Joe Biden's History of Plagiarism Hurts His Presidential Ambitions Again

Joe Biden’s History of Plagiarism Hurts His Presidential Ambitions Again

Biden’s Plagiarism Problems Stem Back to Law School and Short-Lived 1988 Presidential Campaign.

June 7, 2019
Joe Biden’s History of Plagiarism Hurts His Presidential Ambitions Again

After already having one presidential campaign derailed by allegations of plagiarizing a speech, Joe Biden is now dealing with accusations that both of his foundational policy proposals were taken from other sources.

Biden’s team carefully planned a roll-out of his new environmental policy proposal paired with a visit to New Hampshire. However, nothing seemed to go to plan. Biden’s visit was filled with the usual Biden miscues, including an awkward joke about behavior towards women, odd stories that staff admitted probably weren’t entirely accurate, and the use of erroneous statistics on stage.

Back at campaign headquarters, his staff was grappling with revelations that portions of his new environmental proposal plagiarized from the Blue Green Alliance and the Carbon Capture Coalition. Further examination of the plan by the Daily Caller revealed additional instances in which Biden’s team produced keenly similar looking excerpts to material from outside special-interest groups.

While not responding to the Daily Caller, Biden’s team told Business Insider that “the missing citations were inadvertently excluded.

Business Insider: “Democratic presidential candidate and former Vice President Joe Biden released on Tuesday a comprehensive proposal to combat global climate change, adding to the mix of candidates who have made rolling back dangerous emissions a central tenet of their campaigns.

“But multiple sentences in Biden’s proposal appear to lift passages from letters and websites for different organizations. The copied sentences are particularly notable due to Biden’s past history of plagiarism, which played a major role in tanking his 1988 presidential campaign.”


“The Biden campaign told INSIDER, “Several citations were inadvertently left out of the final version of the 22-page document. As soon as we were made aware of it, we updated to include the proper citations.”

CNN’s John King called Biden’s campaign “lazy,” arrogant,” and “amateur” soon after the scope of the plagiarizing was revealed in the press.

This isn’t the first instance of plagiarism during Biden’s 2020 campaign, though. Soon after the first accusation of the campaign was reported, the Washington Post analyzed Biden’s education plan and found similar instances of the campaign “lifting language from other groups.”

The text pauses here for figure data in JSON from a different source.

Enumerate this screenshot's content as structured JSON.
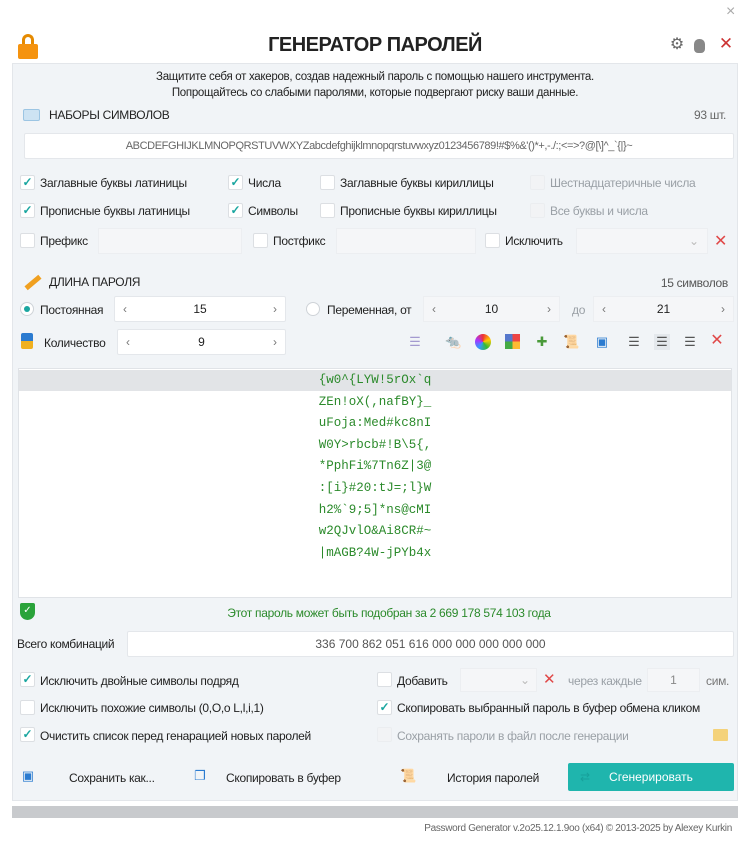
{
  "window": {
    "close": "×"
  },
  "header": {
    "title": "ГЕНЕРАТОР ПАРОЛЕЙ",
    "lines": [
      "Защитите себя от хакеров, создав надежный пароль с помощью нашего инструмента.",
      "Попрощайтесь со слабыми паролями, которые подвергают риску ваши данные."
    ]
  },
  "charsets": {
    "title": "НАБОРЫ СИМВОЛОВ",
    "count": "93 шт.",
    "value": "ABCDEFGHIJKLMNOPQRSTUVWXYZabcdefghijklmnopqrstuvwxyz0123456789!#$%&'()*+,-./:;<=>?@[\\]^_`{|}~",
    "options": [
      {
        "label": "Заглавные буквы латиницы",
        "checked": true
      },
      {
        "label": "Числа",
        "checked": true
      },
      {
        "label": "Заглавные буквы кириллицы",
        "checked": false
      },
      {
        "label": "Шестнадцатеричные числа",
        "checked": false,
        "disabled": true
      },
      {
        "label": "Прописные буквы латиницы",
        "checked": true
      },
      {
        "label": "Символы",
        "checked": true
      },
      {
        "label": "Прописные буквы кириллицы",
        "checked": false
      },
      {
        "label": "Все буквы и числа",
        "checked": false,
        "disabled": true
      }
    ],
    "prefix": "Префикс",
    "postfix": "Постфикс",
    "exclude": "Исключить"
  },
  "length": {
    "title": "ДЛИНА ПАРОЛЯ",
    "summary": "15 символов",
    "constant": "Постоянная",
    "constant_value": "15",
    "variable": "Переменная, от",
    "from": "10",
    "to_label": "до",
    "to": "21",
    "quantity_label": "Количество",
    "quantity": "9"
  },
  "passwords": [
    "{w0^{LYW!5rOx`q",
    "ZEn!oX(,nafBY}_",
    "uFoja:Med#kc8nI",
    "W0Y>rbcb#!B\\5{,",
    "*PphFi%7Tn6Z|3@",
    ":[i}#20:tJ=;l}W",
    "h2%`9;5]*ns@cMI",
    "w2QJvlO&Ai8CR#~",
    "|mAGB?4W-jPYb4x"
  ],
  "strength": "Этот пароль может быть подобран за 2 669 178 574 103 года",
  "combinations": {
    "label": "Всего комбинаций",
    "value": "336 700 862 051 616 000 000 000 000 000"
  },
  "options": {
    "no_doubles": "Исключить двойные символы подряд",
    "no_similar": "Исключить похожие символы (0,O,o L,l,i,1)",
    "clear_list": "Очистить список перед генарацией новых паролей",
    "add": "Добавить",
    "every": "через каждые",
    "every_value": "1",
    "chars": "сим.",
    "copy_click": "Скопировать выбранный пароль в буфер обмена кликом",
    "save_file": "Сохранять пароли в файл  после генерации"
  },
  "buttons": {
    "save": "Сохранить как...",
    "copy": "Скопировать в буфер",
    "history": "История паролей",
    "generate": "Сгенерировать"
  },
  "footer": "Password Generator v.2o25.12.1.9oo (x64) © 2013-2025 by Alexey Kurkin",
  "colors": {
    "accent": "#1fb5ad",
    "password": "#2b8a2b"
  }
}
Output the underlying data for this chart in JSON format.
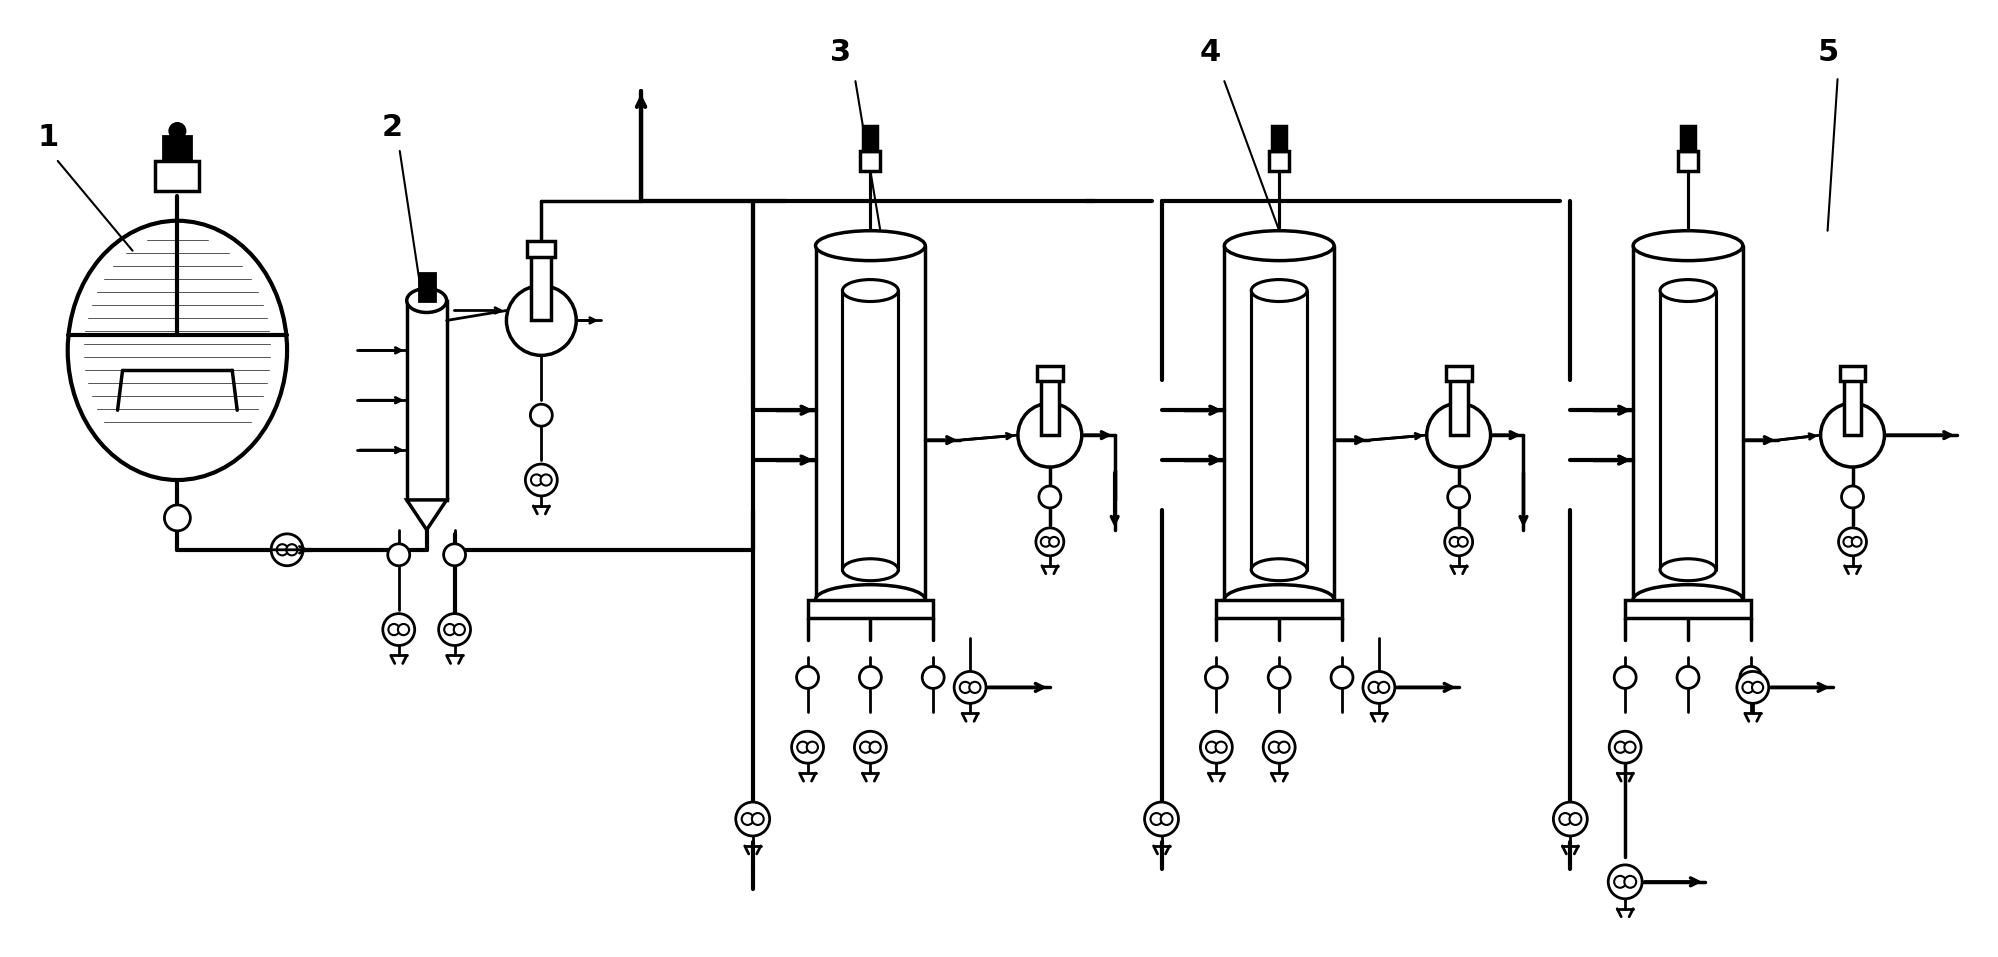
{
  "bg": "#ffffff",
  "lc": "#000000",
  "figsize": [
    19.98,
    9.57
  ],
  "dpi": 100
}
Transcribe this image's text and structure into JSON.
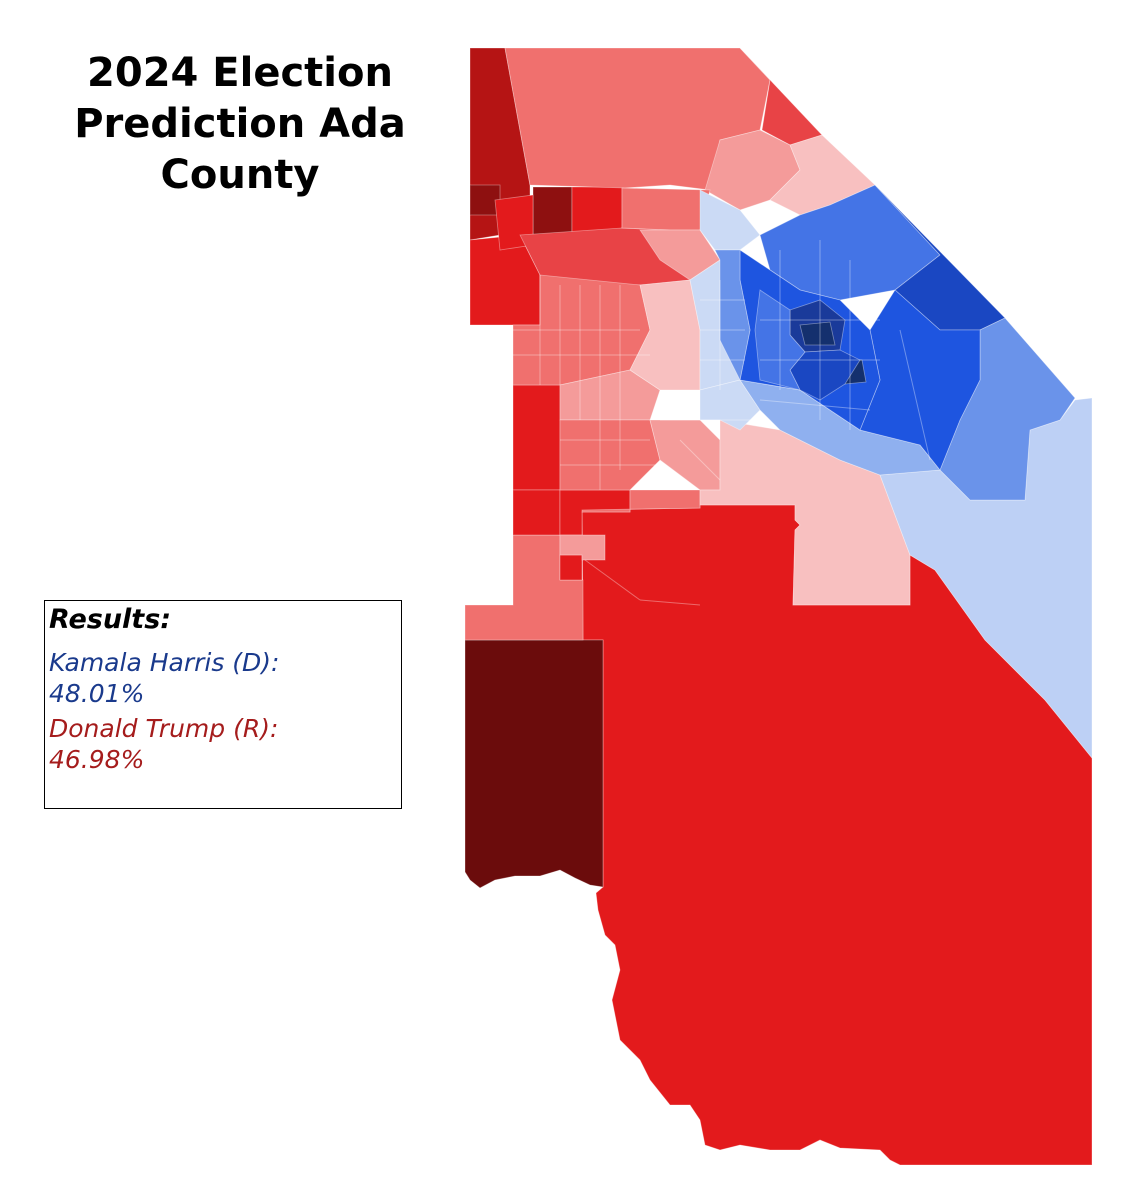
{
  "title": "2024 Election Prediction Ada County",
  "title_lines": [
    "2024 Election",
    "Prediction Ada",
    "County"
  ],
  "legend": {
    "heading": "Results:",
    "candidates": [
      {
        "name": "Kamala Harris (D):",
        "percent": "48.01%",
        "color": "#1a3a8c"
      },
      {
        "name": "Donald Trump (R):",
        "percent": "46.98%",
        "color": "#a51c1c"
      }
    ]
  },
  "colors": {
    "r_darkest": "#6b0c0c",
    "r_darker": "#8e1010",
    "r_dark": "#b51414",
    "r_strong": "#e31a1c",
    "r_medium": "#e84346",
    "r_lean": "#f0706e",
    "r_light": "#f49b9a",
    "r_tilt": "#f8c0c0",
    "d_tilt": "#cbdaf5",
    "d_light": "#bdd0f5",
    "d_lean": "#8fb0ef",
    "d_medium": "#6a93ea",
    "d_strong": "#4474e6",
    "d_safe": "#1e55e0",
    "d_dark": "#1a47c2",
    "d_darker": "#1a3a9a",
    "d_darkest": "#14306e"
  }
}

Washington Post: “Joe Biden’s presidential campaign lifted language without credit, at times word for word, when crafting its education and climate plans, incidents the campaign acknowledged and said were inadvertent.

“The incidents appeared to be staff errors when detailing Biden’s policies, and they underscored how hastily his campaign was attempting to put out specific proposals. But the issue was a particularly sensitive one for Biden, whose 1988 campaign was derailed after he plagiarized, in speeches, rhetoric used by British politician Neil Kinnock.”

The most alarming thing for Biden is that while he is rolling out policies in quick succession to appeal to Democratic primary voters who are craving details, the plagiarism scandal proves that the candidate and his team are not taking the policy details as seriously as they should.

Plagiarism allegations played a significant role in sinking Biden’s 1988 presidential campaign after multiple instances of him lifting content for speeches came to light. In February of 1987, before announcing his candidacy for the nomination, Biden took from a Robert Kennedy speech and said that the remarks were written for him. They clearly were not. Robert Kennedy’s speeches weren’t the only ones to be taken by Biden. He also lifted language and syntax from Hubert H. Humphrey.

His most infamous plagiarizing from a speech was during one of the Democratic primary debates where he used an anecdote and language originally spoken by British Labor Leader Neil Kinnock. From the New York Times:

“A debate in Iowa the next month would prove far more damaging. On the drive to the venue, Mr. Biden found himself without a closing statement. An aide, David Wilhelm, suggested he repurpose something that had been working well on the trail: a refrain — credited to Neil Kinnock, the British Labour Party leader — about giving citizens “a platform upon which to stand,” with anecdotes from Mr. Kinnock’s family of Welsh coal miners.

“Not long before, Mr. Biden had received a videotape of Mr. Kinnock’s remarks from Bill Schneider, a writer and political commentator. The candidate instantly admired their emotional power. At campaign events, Mr. Biden had repeatedly attributed Mr. Kinnock’s words properly. At the debate, compressing his closing argument into the allotted time, he did not.”

Language for speeches initially spoken by other politicians wasn’t the only material Biden had borrowed in the past. During his 1988 Presidential run, Biden admitted to “lifting five pages from a law review article for a brief he wrote in a legal methods class at the University of Syracuse.”

This mistep reveals a lack of attention to detail and the level of priority that Biden’s team has assigned to policy proposals. It’s an ominous sign for the candidate as he navigates the field in a new Democratic party that has run left of the lane Biden occupies.